11 mai 2023
Olaf Scholz a été invité le 9 mai au Parlement européen de Strasbourg pour prendre la parole lors d’un débat. Une allocution controversée qui n’a pas recueilli que des applaudissements.
Serrage de main, défilé sur le tapis rouge, photos officielles... Pour sa première au Parlement européen, le chancelier allemand se prépare à un débat houleux. Très pressé, Olaf Scholz se prête brièvement au défilé protocolaire habituel aux côtés de Roberta Metsola, présidente de l’institution. Le social-démocrate ne tarde pas à rejoindre la salle de conférence de presse. Durant dix courtes minutes et sous les objectifs des photographes, le chancelier répond à la presse. Le marathon du dirigeant reprend au pas de course en direction de l’hémicycle, au grand désarroi des journalistes présents, désireux de davantage le questionner.
Olaf Scholz pour la première fois au Parlement européen en tant que chancelier allemand. @ Charlotte Gross-Hohnacker
Car depuis son élection en décembre 2021, Olaf Scholz divise. Décrié pour son manque d’autorité au sein de son gouvernement de coalition et son inaction au niveau international, notamment vis-à-vis de la guerre en Ukraine, il est attendu au tournant lors de ce débat.
Une Europe géopolitique pour s’élargir
« Nous avons besoin d’une Union géopolitique, d’une Union élargie et réformée, et d’une Union ouverte sur l’avenir », débute-t-il. Devant une assemblée qui se remplit doucement, le chancelier défend, au cours d’un bref discours de 20 minutes, sa proposition d’élargissement évoquée lors de son allocution à Prague l’été dernier : celle d’une « Europe géopolitique ». Ce projet, qui vise principalement à faire face à la Russie, veut inclure dans le camp européen les pays des Balkans occidentaux (Albanie, Bosnie-Herzégovine, Kosovo, Macédoine du Nord, Monténégro et Serbie), l’Ukraine, la Moldavie et la Géorgie. Le chef d’État rappelle la perspective d'adhésion à l’Union européenne pour ces pays. « Une Europe géopolitique se mesure aussi à sa capacité à tenir ses promesses auprès de son environnement immédiat », lance-t-il.

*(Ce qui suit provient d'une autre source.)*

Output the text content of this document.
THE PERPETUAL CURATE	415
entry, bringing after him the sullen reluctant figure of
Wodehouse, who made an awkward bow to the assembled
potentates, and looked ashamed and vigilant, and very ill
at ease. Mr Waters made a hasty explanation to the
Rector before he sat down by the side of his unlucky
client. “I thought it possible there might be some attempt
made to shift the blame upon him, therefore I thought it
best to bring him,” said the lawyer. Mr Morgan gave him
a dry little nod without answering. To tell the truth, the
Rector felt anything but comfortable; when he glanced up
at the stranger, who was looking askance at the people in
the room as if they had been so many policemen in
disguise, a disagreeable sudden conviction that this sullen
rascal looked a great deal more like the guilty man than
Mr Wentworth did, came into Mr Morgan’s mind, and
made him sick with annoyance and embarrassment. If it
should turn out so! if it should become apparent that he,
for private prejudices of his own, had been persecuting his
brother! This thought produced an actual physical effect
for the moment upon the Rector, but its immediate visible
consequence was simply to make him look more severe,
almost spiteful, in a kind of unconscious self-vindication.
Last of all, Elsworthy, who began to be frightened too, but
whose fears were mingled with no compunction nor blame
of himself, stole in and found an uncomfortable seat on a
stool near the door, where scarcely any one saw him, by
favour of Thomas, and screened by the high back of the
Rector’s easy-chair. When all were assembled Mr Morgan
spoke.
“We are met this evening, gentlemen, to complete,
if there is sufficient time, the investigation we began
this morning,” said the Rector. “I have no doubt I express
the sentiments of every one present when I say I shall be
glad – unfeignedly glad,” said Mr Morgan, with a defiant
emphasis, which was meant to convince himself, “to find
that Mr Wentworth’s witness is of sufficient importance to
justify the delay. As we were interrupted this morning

Le chancelier poursuit et met, sans surprise, son cheval de bataille sur le front : la question migratoire et les demandes d’asiles. Il appelle à un accord sur une refonte du système d’asile de l’Union européenne avant les élections européennes de 2024. « Nous sommes unis par l’objectif de mieux gérer et réglementer la migration irrégulière, sans trahir nos valeurs. Nous avons besoin de travailleurs originaires de pays tiers, poursuit-il avant de conclure que le passé ne triomphera pas de l’avenir et notre avenir, c’est l’Union européenne. » Sous les applaudissements, le dirigeant allemand se redirige vers son siège, un sourire aux lèvres qui ne tarde pas à s'effacer.

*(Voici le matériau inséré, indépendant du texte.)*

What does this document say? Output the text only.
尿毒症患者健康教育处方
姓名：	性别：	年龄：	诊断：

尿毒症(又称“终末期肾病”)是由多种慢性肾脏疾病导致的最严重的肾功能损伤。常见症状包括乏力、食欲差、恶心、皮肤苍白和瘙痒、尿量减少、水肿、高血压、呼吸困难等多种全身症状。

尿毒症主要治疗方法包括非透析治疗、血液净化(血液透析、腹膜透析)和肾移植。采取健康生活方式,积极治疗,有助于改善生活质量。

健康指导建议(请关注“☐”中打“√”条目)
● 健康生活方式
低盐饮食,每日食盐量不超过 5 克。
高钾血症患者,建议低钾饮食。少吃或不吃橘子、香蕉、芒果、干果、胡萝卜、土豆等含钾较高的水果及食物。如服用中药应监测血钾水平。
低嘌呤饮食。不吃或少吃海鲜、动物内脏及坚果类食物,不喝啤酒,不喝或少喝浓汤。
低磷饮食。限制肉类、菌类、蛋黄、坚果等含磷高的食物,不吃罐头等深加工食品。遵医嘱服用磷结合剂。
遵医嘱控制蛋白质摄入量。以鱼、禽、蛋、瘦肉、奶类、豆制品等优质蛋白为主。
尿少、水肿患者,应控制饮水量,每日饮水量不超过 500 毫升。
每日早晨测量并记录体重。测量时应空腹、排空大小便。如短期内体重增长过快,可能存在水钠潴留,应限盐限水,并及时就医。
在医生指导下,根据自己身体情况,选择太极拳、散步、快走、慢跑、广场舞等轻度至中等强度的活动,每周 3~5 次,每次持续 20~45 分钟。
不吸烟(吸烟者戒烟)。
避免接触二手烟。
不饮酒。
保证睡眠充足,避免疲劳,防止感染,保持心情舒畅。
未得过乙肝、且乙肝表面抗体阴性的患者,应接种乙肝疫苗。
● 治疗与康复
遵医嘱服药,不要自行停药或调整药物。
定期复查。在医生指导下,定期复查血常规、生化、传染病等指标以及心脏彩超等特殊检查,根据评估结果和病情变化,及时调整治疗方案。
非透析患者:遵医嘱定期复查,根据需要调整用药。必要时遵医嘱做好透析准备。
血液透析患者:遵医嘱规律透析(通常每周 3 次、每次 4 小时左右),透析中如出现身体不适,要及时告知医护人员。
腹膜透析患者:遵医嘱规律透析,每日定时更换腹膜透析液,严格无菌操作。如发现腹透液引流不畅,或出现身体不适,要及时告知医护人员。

« Nous avons besoin de courage »
Le chancelier n’est pas épargné par les députés européens, et plus particulièrement par les parlementaires allemands. Son principal opposant en Allemagne et président du PPE (droite), Manfred Weber, ne se prive pas : « Nous n’avons plus besoin de discours, nous avons besoin de courage », avant d’ajouter moins de discussions à huis clos, plus de débats au sein du Parlement européen ». De son côté, Terry Reintke, coprésidente des Verts, décrit une image du chancelier qui s’est « ternie au cours de ces derniers mois », en référence aux difficultés rencontrées à unir les trois partis de sa coalition en Allemagne.
Andrzej Halicki, député polonais du PPE, pointe du doigt le chancelier sur la livraison tardive de chars à l’Ukraine. « Où sont les tanks, où sont les armes ? [...] Ne soyez pas un obstacle ! ». Pendant plus d’une heure, Olaf Scholz prend note des critiques proférées par les eurodéputés à son encontre. C’est à son tour de clôturer les débats en rappelant le soutien inconditionnel de son pays à l’Ukraine. « Nous sommes leur premier soutien et nous voulons le rester », lance-t-il. Avant de conclure : « certains l’ont peut-être oublié parce qu’ils sont trop éloignés de notre réalité ». Après quelques photos aux côtés des parlementaires, le dirigeant allemand repart aussi vite qu’il est venu. Il quitte l’hémicycle sans avoir véritablement convaincu.